Back When I Was In Boot Camp

April 7, 2007

Just kidding, I was never in boot camp. But I damn well should be — there seems to be no other solution to my lack of motivation. I would never make it though. I randomly bumped into an old friend from Junior High a few months ago and she said the last she’d heard I had dropped out of high school and joined the army. It’s true that I dropped out of high school, but I certainly didn’t join the army. When I told my sisters that story they laughed so hard it was almost embarrassing. They said if I were in the army I’d spend the whole time crying. And they are absolutely right, I just may be the biggest wimp I know. And I lack discipline.

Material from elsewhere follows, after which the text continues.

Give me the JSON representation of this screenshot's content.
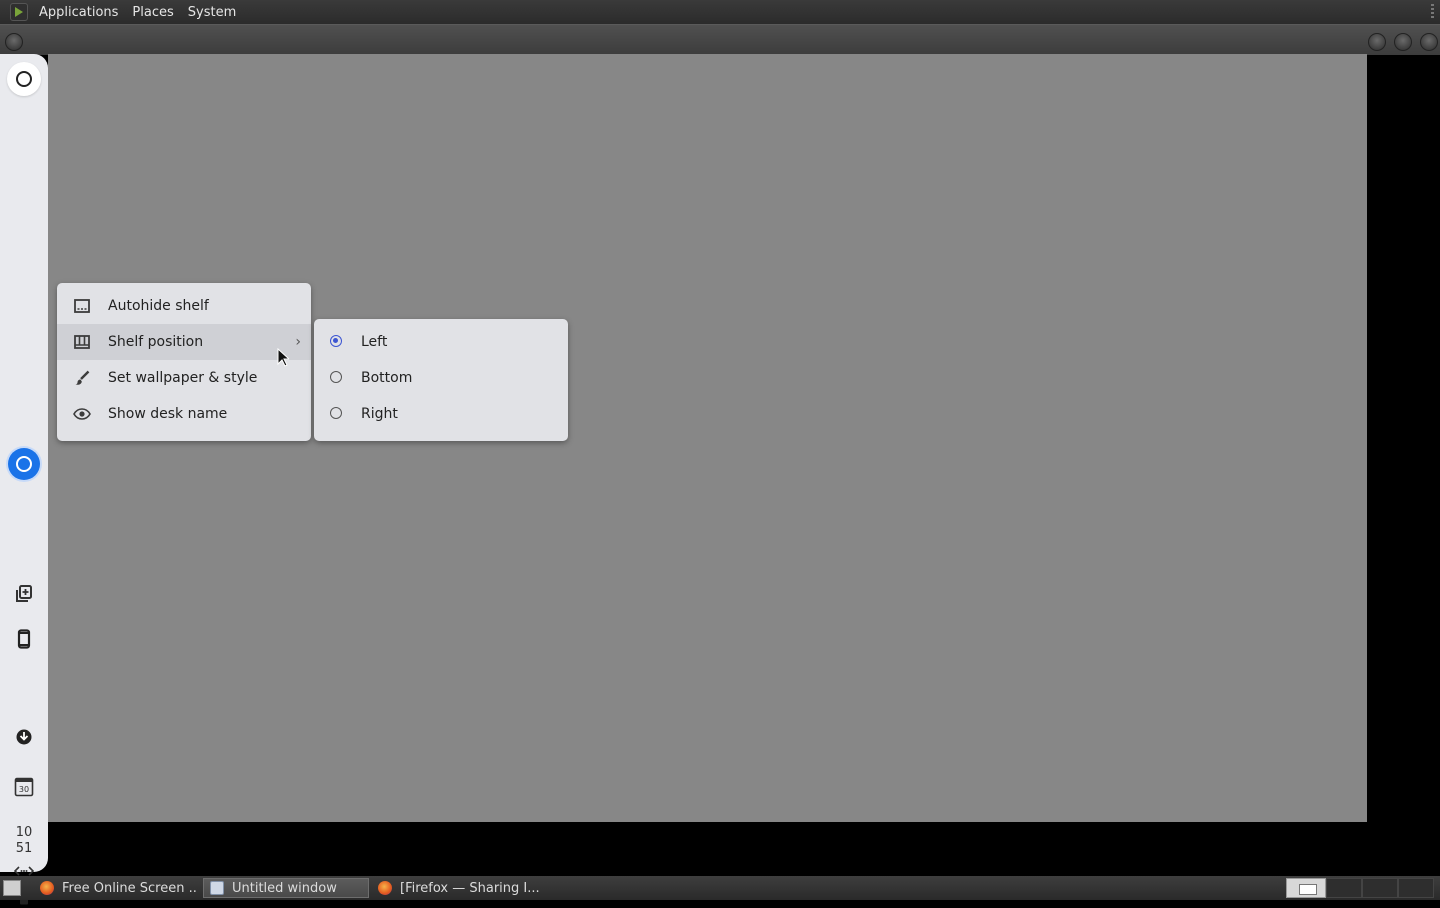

This is the problem, I lack discipline. I have a paper due in one week and it is the last paper I have to do this semester. Once I’m done with it, I will be done with coursework forever, except perhaps if I am teaching the course. The end couldn’t be much more highly anticipated, but for some reason I still can’t write the paper. A week is plenty of time but I keep thinking, if only I could just do it, like, right now, I would be completely finished, maybe even early, and relief would be mine. Nope, still can’t do it.

Instead, today, I went to the library, returned some books (early), got some new books (unnecessarily), went to Chapters, bought another book, planned to read the whole thing (ha!), read 50 pages of it, did a sudoku puzzle, made some friends on facebook (nerd), then watched the first episode of The Tudors. And now, here I am, writing something that is not my paper.

Maybe I could start up my own little boot camp for me and all of my unmotivated friends. We could meet early every morning for a run, then for coffee, then force each other to work for the rest of the day, punctuating our duties with 6 small low-fat meals with no simple carbs, and closing the day with an hour of yoga. Anybody interested? That’s okay, I don’t blame you, it sounds like hard work.

Actually, come to think of it, it sounds a little bit like my past life. The one that ended when school started. And it wasn’t that bad at all. In fact, I was rather happy then. Maybe it’s not that impossible. Maybe I’m really a motivated person trapped in the daily habits of an unmotivated person. Maybe this is the beginning of a new phase in my life. Or maybe not. Maybe I’ll go back to watching The Tudors and salivating over Jonathan Rhys Meyers.